At the end of 2008 I was looking forward to returning to Copenhagen, following my travels abroad, and setting to work in my motherlodge, as well as possibly joining a lodge of St. Andrew, beginning the higher degrees of the Swedish system. Things didn’t quite pan out as planned; which is what can happen when you set out on any journey: I made it to where I wanted to be, but “I” had changed, to a point where arriving to this threshold of what should have been the next step felt … slightly awkward, not quite right … disappointing, perhaps.
At the same time, I was confronted with the simple fact that not everyone wants, what I want, from freemasonry. And I can rail however much I want, that “They don’t get it!” but at the end of the day, I can’t decide what anyone else takes from it. I have to stay focused on my own goals, and the first step is defining what they are, and then how to work on achieving them. For me it boils down to freemasonry as a journey of self-discovery and self-improvement through spiritual and symbolic Work, within and without. It then becomes clear that I cannot simply sit on the sidelines and wait for the world to turn in my favour, that I need to get involved, and not just in an administrative capacity, but also through holding an office, participating in education and offering my thoughts through lectures.
But I did feel lost for a few days, wondering if freemasonry was the right path for me, and how to rectify the situation without hurting anyone needlessly, and at the same time staying true to myself.

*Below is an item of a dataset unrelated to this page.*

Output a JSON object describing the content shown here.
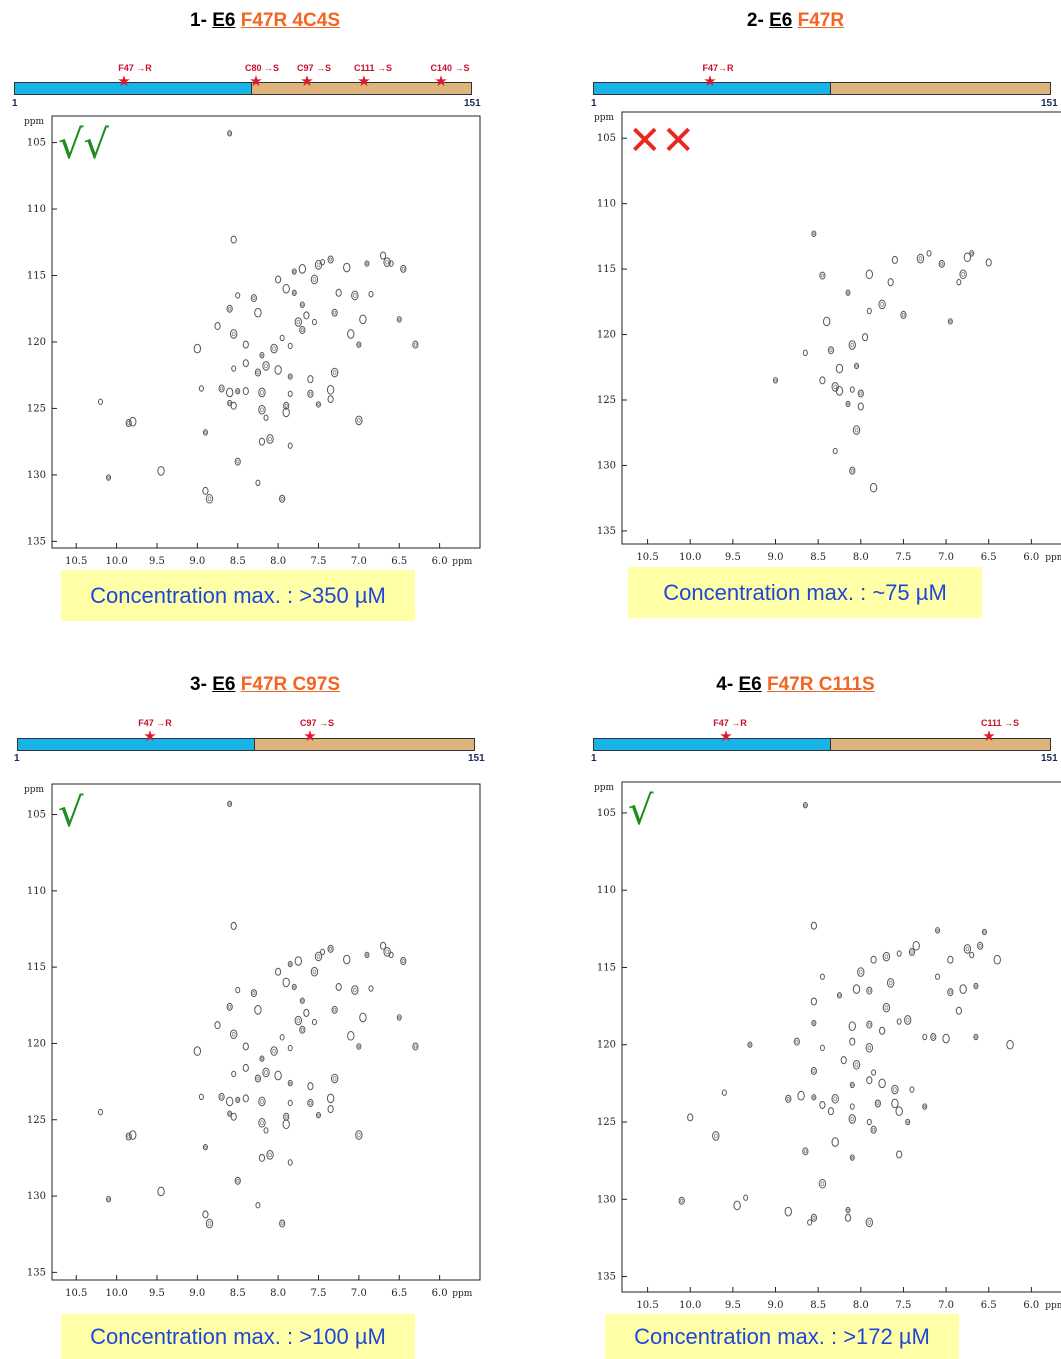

I have now taken steps to remedy the situation and realign my personal goals with reality, so to speak. First of all, I have withdrawn my letter of passage from CFS, opting instead for a much smaller and younger lodge of St. Andrew, CCV (Cubus Causa Vera). This gives me the opportunity to join the active ranks much sooner than in the larger and older (more settled) lodge, and I will be involved in editing the quarterly publication, for which we have high ambitions . More on this in a future post. Secondly, I have demitted from my motherlodge to join St. John’s Lodge Z&F (Zorobabel and Frederick to the Crowned Hope). This decision is based on pull, rather than push: I have lost none of my love for the lodge that initiated me, but the fact remains that I have bonded closer with a number of brethren of Z&F, and I can only apply myself to (and serve as an officer in) one lodge, so it had to be done.

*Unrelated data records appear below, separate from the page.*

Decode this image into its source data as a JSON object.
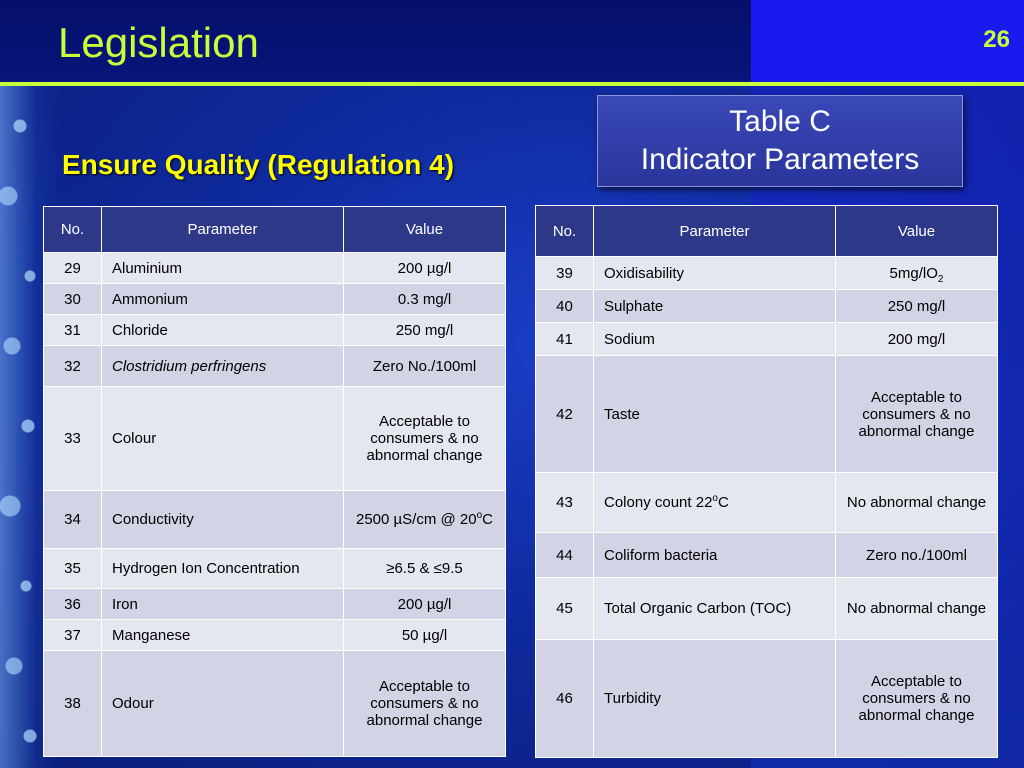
{
  "slide": {
    "title": "Legislation",
    "number": "26",
    "subtitle": "Ensure Quality (Regulation 4)",
    "box_line1": "Table C",
    "box_line2": "Indicator Parameters"
  },
  "columns": {
    "no": "No.",
    "parameter": "Parameter",
    "value": "Value"
  },
  "table_left": [
    {
      "no": "29",
      "parameter": "Aluminium",
      "value": "200 µg/l"
    },
    {
      "no": "30",
      "parameter": "Ammonium",
      "value": "0.3 mg/l"
    },
    {
      "no": "31",
      "parameter": "Chloride",
      "value": "250 mg/l"
    },
    {
      "no": "32",
      "parameter": "Clostridium perfringens",
      "value": "Zero No./100ml"
    },
    {
      "no": "33",
      "parameter": "Colour",
      "value": "Acceptable to consumers & no abnormal change"
    },
    {
      "no": "34",
      "parameter": "Conductivity",
      "value_main": "2500 µS/cm @ 20",
      "value_sup": "o",
      "value_tail": "C"
    },
    {
      "no": "35",
      "parameter": "Hydrogen Ion Concentration",
      "value": "≥6.5 & ≤9.5"
    },
    {
      "no": "36",
      "parameter": "Iron",
      "value": "200 µg/l"
    },
    {
      "no": "37",
      "parameter": "Manganese",
      "value": "50 µg/l"
    },
    {
      "no": "38",
      "parameter": "Odour",
      "value": "Acceptable to consumers & no abnormal change"
    }
  ],
  "table_right": [
    {
      "no": "39",
      "parameter": "Oxidisability",
      "value_main": "5mg/lO",
      "value_sub": "2"
    },
    {
      "no": "40",
      "parameter": "Sulphate",
      "value": "250 mg/l"
    },
    {
      "no": "41",
      "parameter": "Sodium",
      "value": "200 mg/l"
    },
    {
      "no": "42",
      "parameter": "Taste",
      "value": "Acceptable to consumers & no abnormal change"
    },
    {
      "no": "43",
      "parameter_main": "Colony count 22",
      "parameter_sup": "o",
      "parameter_tail": "C",
      "value": "No abnormal change"
    },
    {
      "no": "44",
      "parameter": "Coliform bacteria",
      "value": "Zero no./100ml"
    },
    {
      "no": "45",
      "parameter": "Total Organic Carbon (TOC)",
      "value": "No abnormal change"
    },
    {
      "no": "46",
      "parameter": "Turbidity",
      "value": "Acceptable to consumers & no abnormal change"
    }
  ]
}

I have also passed on the responsibility of the weekly Odin newsletter, which I am very happy about: it frees up time, but more importantly the whole idea behind Odin is activating new brothers, and I no longer qualify for that moniker; although I will remain active in Odin, where ever I can help. I also stepped down as Admin of a Facebook-group, and signed out of a number of online forums. A bit of spring cleaning – I’ll get involved in new projects soon enough.
So, following a very brief “crisis”, I have emerged re-envigorated and positive about my freemasonry once more. And I a week or two, when all the details are in place, I’ll return to Work.